Updated: May 26, 2012 8:02AM
Q. I don’t have a dog, but I often buy presents for the many deserving dogs I know. So I’ve noticed the catalogs always display a variety of furry chew-toys for dogs.
Every time I hear of a small dog being bitten or mauled by a larger dog, I wonder if the bigger dog even realized that his plaything was another dog and not a rag doll. Why hasn’t anyone called for a ban on toys that look like animals? Am I correct to worry about this?
A. You are correct to worry. You also are correct to worry about an asteroid hitting Earth. Furry chew toys do imitate critters in the wild, with one exception — they are utterly passive. A dog can have his way with them. This activity satisfies the dog’s instinct to chew and shake the life out of something and, yes, it’s all in good fun. When Dog Lady first became a dog keeper, she was aghast at the antics of dog play. Rough wrestling, though, is healthy for dogs. Sure, some untrained dogs with aggressive instincts can lead a life of crime. Yet, for the majority of dogs, a stuffed toy provides a toothless tiger of an outlet.

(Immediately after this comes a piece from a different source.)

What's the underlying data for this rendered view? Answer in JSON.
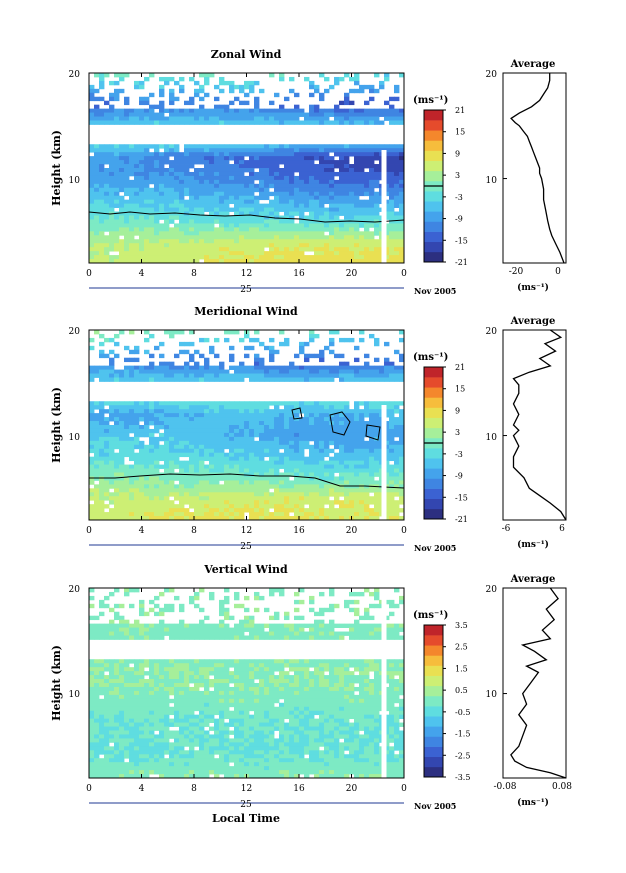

Q. I have a wonderful dog named Cassady who’s great with people but not so much with other dogs. I am moving to Alaska and really want to take her with me, but flight regulations for animals say they cannot be muzzled. Do I need to worry about her not wearing a muzzle?
A. All dogs traveling in the cargo hold of airplanes must be caged, so unless they escape, they are strapped in for the entire flight. The airlines ban muzzles on dogs to decrease the risk of liability should the jaw restraint injure the dog. Keeping your dog contained from the moment you enter the airport ensures Cassady will be protected from mixing it up with other dogs.
Dog Lady gets the heebie-jeebies thinking about dogs in the air. If there is no other way to transport Cassady to Alaska, you must hold your breath and hope she arrives safely.